Just when I thought this album couldn't get any sweeter, Lynn only goes and covers one of the most important songs in the whole wide world (to me at least): New Order's strident dance classic Bizarre Love Triangle, a song about independently romantic make do's. This is one of those songs that never dies for me. Sure, Lynn doesn't spit out the lyrics with the sneering melancholia or dumbstruck awe of the original, but she's actually the better vocalist, with her no-frills approach conveying warmth as well as plaintive limitations. Majestic synths and a fizzing bassline create something wonderful and well worthy of the track's status as something of a lost classic.
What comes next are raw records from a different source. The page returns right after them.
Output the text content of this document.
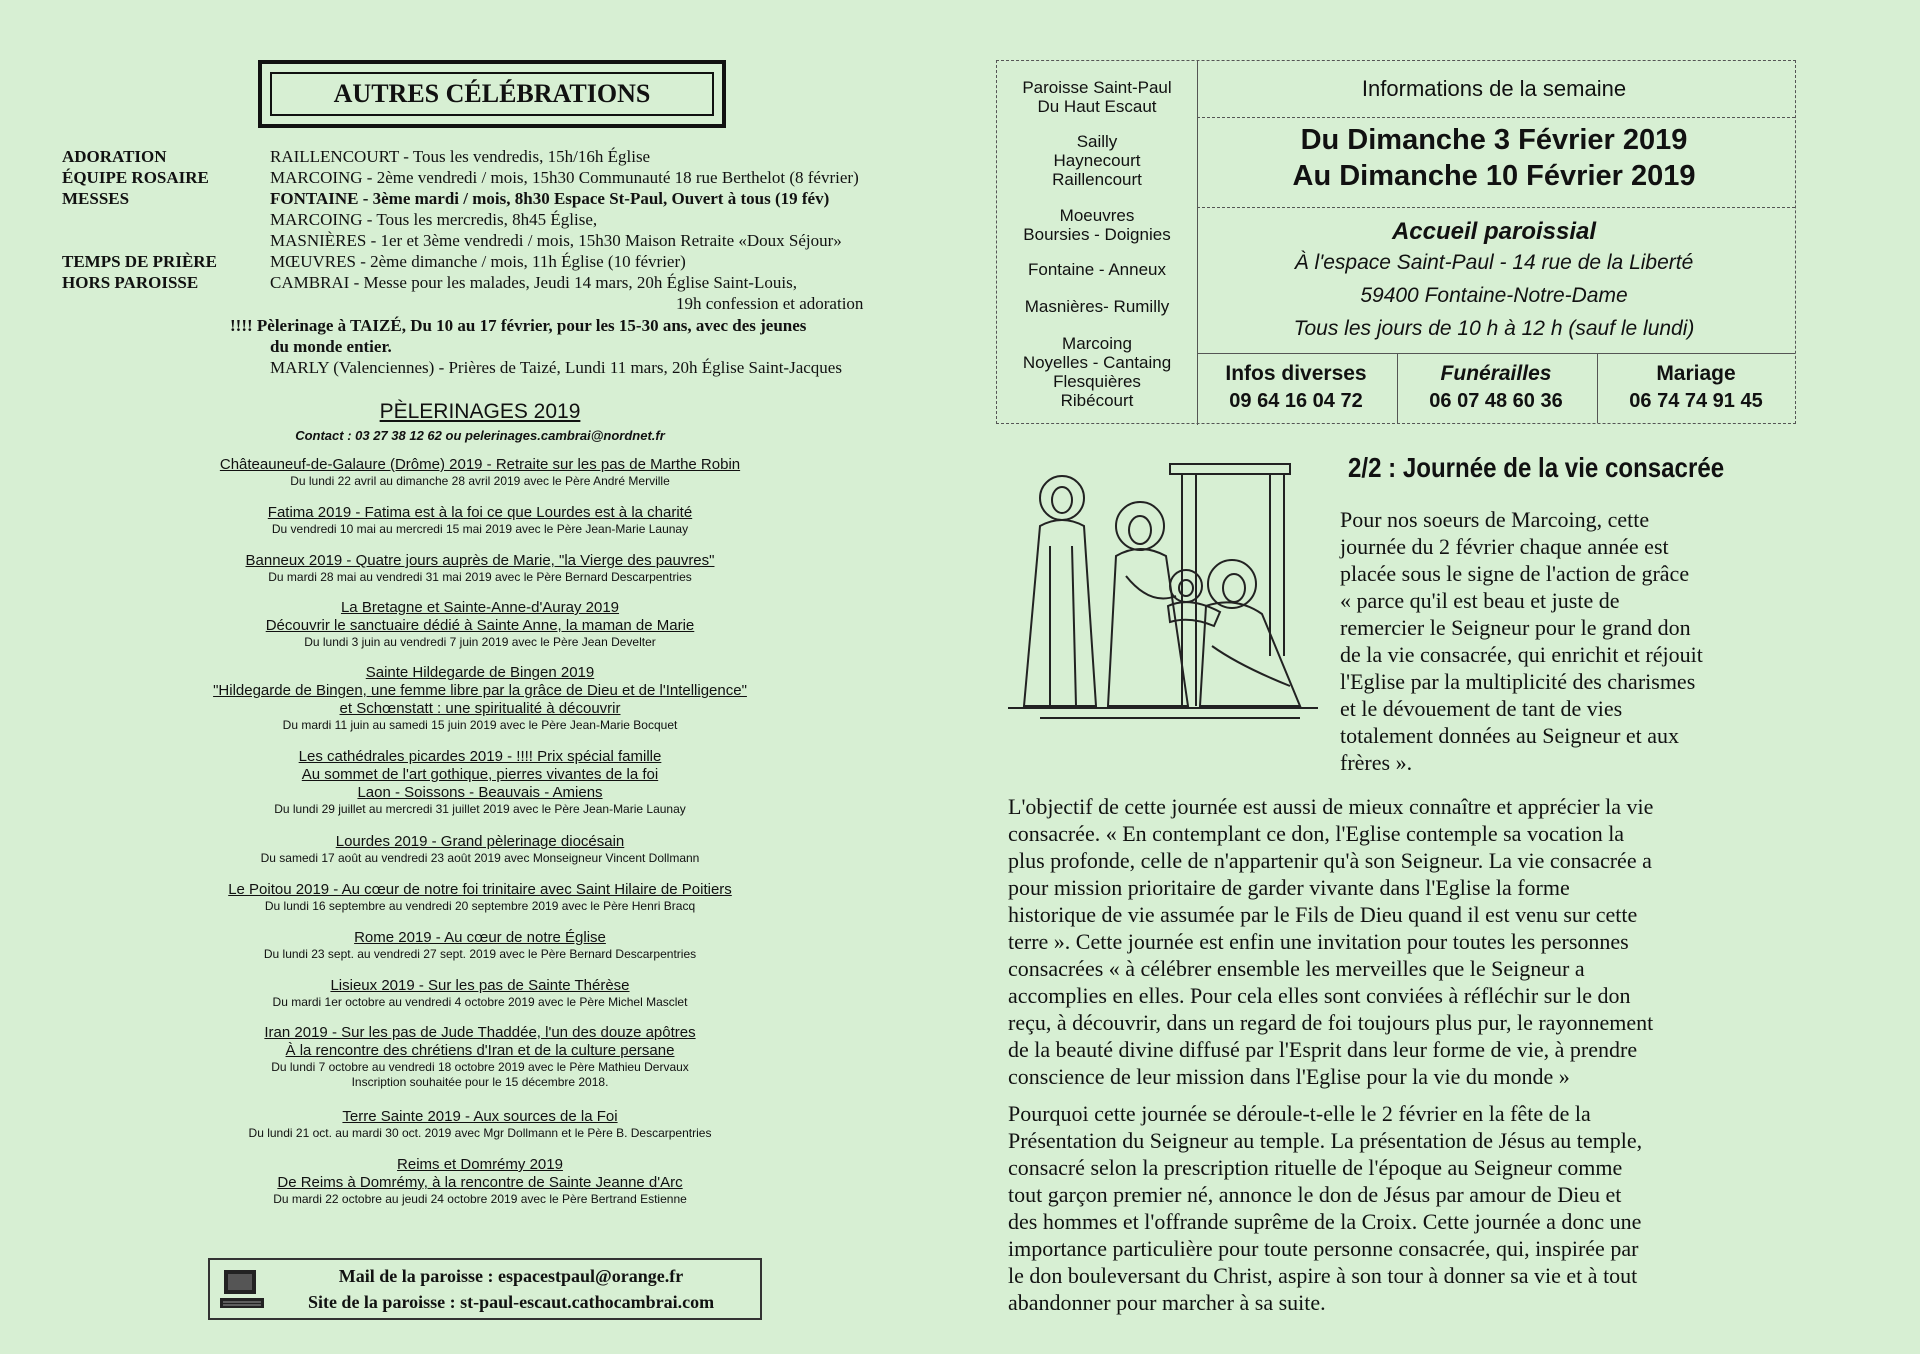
AUTRES CÉLÉBRATIONS
ADORATION
ÉQUIPE ROSAIRE
MESSES
TEMPS DE PRIÈRE
HORS PAROISSE
RAILLENCOURT - Tous les vendredis, 15h/16h Église
MARCOING - 2ème vendredi / mois, 15h30 Communauté 18 rue Berthelot (8 février)
FONTAINE - 3ème mardi / mois, 8h30 Espace St-Paul, Ouvert à tous (19 fév)
MARCOING - Tous les mercredis, 8h45 Église,
MASNIÈRES - 1er et 3ème vendredi / mois, 15h30 Maison Retraite «Doux Séjour»
MŒUVRES - 2ème dimanche / mois, 11h Église (10 février)
CAMBRAI - Messe pour les malades, Jeudi 14 mars, 20h Église Saint-Louis,
19h confession et adoration
!!!! Pèlerinage à TAIZÉ, Du 10 au 17 février, pour les 15-30 ans, avec des jeunes
du monde entier.
MARLY (Valenciennes) - Prières de Taizé, Lundi 11 mars, 20h Église Saint-Jacques
PÈLERINAGES 2019
Contact : 03 27 38 12 62 ou pelerinages.cambrai@nordnet.fr
Châteauneuf-de-Galaure (Drôme) 2019 - Retraite sur les pas de Marthe Robin
Du lundi 22 avril au dimanche 28 avril 2019 avec le Père André Merville
Fatima 2019 - Fatima est à la foi ce que Lourdes est à la charité
Du vendredi 10 mai au mercredi 15 mai 2019 avec le Père Jean-Marie Launay
Banneux 2019 - Quatre jours auprès de Marie, "la Vierge des pauvres"
Du mardi 28 mai au vendredi 31 mai 2019 avec le Père Bernard Descarpentries
La Bretagne et Sainte-Anne-d'Auray 2019
Découvrir le sanctuaire dédié à Sainte Anne, la maman de Marie
Du lundi 3 juin au vendredi 7 juin 2019 avec le Père Jean Develter
Sainte Hildegarde de Bingen 2019
"Hildegarde de Bingen, une femme libre par la grâce de Dieu et de l'Intelligence"
et Schœnstatt : une spiritualité à découvrir
Du mardi 11 juin au samedi 15 juin 2019 avec le Père Jean-Marie Bocquet
Les cathédrales picardes 2019 - !!!! Prix spécial famille
Au sommet de l'art gothique, pierres vivantes de la foi
Laon - Soissons - Beauvais - Amiens
Du lundi 29 juillet au mercredi 31 juillet 2019 avec le Père Jean-Marie Launay
Lourdes 2019 - Grand pèlerinage diocésain
Du samedi 17 août au vendredi 23 août 2019 avec Monseigneur Vincent Dollmann
Le Poitou 2019 - Au cœur de notre foi trinitaire avec Saint Hilaire de Poitiers
Du lundi 16 septembre au vendredi 20 septembre 2019 avec le Père Henri Bracq
Rome 2019 - Au cœur de notre Église
Du lundi 23 sept. au vendredi 27 sept. 2019 avec le Père Bernard Descarpentries
Lisieux 2019 - Sur les pas de Sainte Thérèse
Du mardi 1er octobre au vendredi 4 octobre 2019 avec le Père Michel Masclet
Iran 2019 - Sur les pas de Jude Thaddée, l'un des douze apôtres
À la rencontre des chrétiens d'Iran et de la culture persane
Du lundi 7 octobre au vendredi 18 octobre 2019 avec le Père Mathieu Dervaux
Inscription souhaitée pour le 15 décembre 2018.
Terre Sainte 2019 - Aux sources de la Foi
Du lundi 21 oct. au mardi 30 oct. 2019 avec Mgr Dollmann et le Père B. Descarpentries
Reims et Domrémy 2019
De Reims à Domrémy, à la rencontre de Sainte Jeanne d'Arc
Du mardi 22 octobre au jeudi 24 octobre 2019 avec le Père Bertrand Estienne
Mail de la paroisse : espacestpaul@orange.fr
Site de la paroisse : st-paul-escaut.cathocambrai.com
Paroisse Saint-Paul
Du Haut Escaut
Sailly
Haynecourt
Raillencourt
Moeuvres
Boursies - Doignies
Fontaine - Anneux
Masnières- Rumilly
Marcoing
Noyelles - Cantaing
Flesquières
Ribécourt
Informations de la semaine
Du Dimanche 3 Février 2019
Au Dimanche 10 Février 2019
Accueil paroissial
À l'espace Saint-Paul - 14 rue de la Liberté
59400 Fontaine-Notre-Dame
Tous les jours de 10 h à 12 h (sauf le lundi)
Infos diverses
09 64 16 04 72
Funérailles
06 07 48 60 36
Mariage
06 74 74 91 45
2/2 : Journée de la vie consacrée
Pour nos soeurs de Marcoing, cette
journée du 2 février chaque année est
placée sous le signe de l'action de grâce
« parce qu'il est beau et juste de
remercier le Seigneur pour le grand don
de la vie consacrée, qui enrichit et réjouit
l'Eglise par la multiplicité des charismes
et le dévouement de tant de vies
totalement données au Seigneur et aux
frères ».
L'objectif de cette journée est aussi de mieux connaître et apprécier la vie
consacrée. « En contemplant ce don, l'Eglise contemple sa vocation la
plus profonde, celle de n'appartenir qu'à son Seigneur. La vie consacrée a
pour mission prioritaire de garder vivante dans l'Eglise la forme
historique de vie assumée par le Fils de Dieu quand il est venu sur cette
terre ». Cette journée est enfin une invitation pour toutes les personnes
consacrées « à célébrer ensemble les merveilles que le Seigneur a
accomplies en elles. Pour cela elles sont conviées à réfléchir sur le don
reçu, à découvrir, dans un regard de foi toujours plus pur, le rayonnement
de la beauté divine diffusé par l'Esprit dans leur forme de vie, à prendre
conscience de leur mission dans l'Eglise pour la vie du monde »
Pourquoi cette journée se déroule-t-elle le 2 février en la fête de la
Présentation du Seigneur au temple. La présentation de Jésus au temple,
consacré selon la prescription rituelle de l'époque au Seigneur comme
tout garçon premier né, annonce le don de Jésus par amour de Dieu et
des hommes et l'offrande suprême de la Croix. Cette journée a donc une
importance particulière pour toute personne consacrée, qui, inspirée par
le don bouleversant du Christ, aspire à son tour à donner sa vie et à tout
abandonner pour marcher à sa suite.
Lynn might be too bubblegum-specific for her own good, but for those reasons her album here is a kingpin landmark of a genre that evaporated from the UK charts at least well over a decade ago. Doubtlessly drowning in a one-size-fits-all formula, she has a voice (not saying it's a great one, but a voice nonetheless), body (I can only assume), sonic texture, and the songwriting is as sweet as it gets in this genre. In fact, nearly every song on this set is a effectively-produced and keenly-delivered effort. This fine album is a must for fans of enthusiastic, well-produced Europop and sickly-sweet pop music. Track after track, the album continues with more of the same minnute, wide-eyed dance-influenced numbers that made Aqua's first album so appealing, but ranks slightly lower than its contemporary simply because the territory covered is a little too similar. Virtually all the songs are high energy Euro-pop propelled by nimble, sincere vocals and immaculately cheapskate production. Standouts include the pretty naive Are You Online, the moody, atmospheric dance epic Catch A Little Rain, the jittery Dr Jones-sounding In The Middle of The Night, the thumping Lucky No One, and the fantastic On The Run, which definitely deserves some form of exposure as a poptastic ballad along the lines of Ace of Base or even S.O.A.P's Stand By You at a push. Quite possibly it is her dreamy cover of New Order's Bizarre Love Triangle that shines most brightly of all, but overall this album is an experience I did not see coming.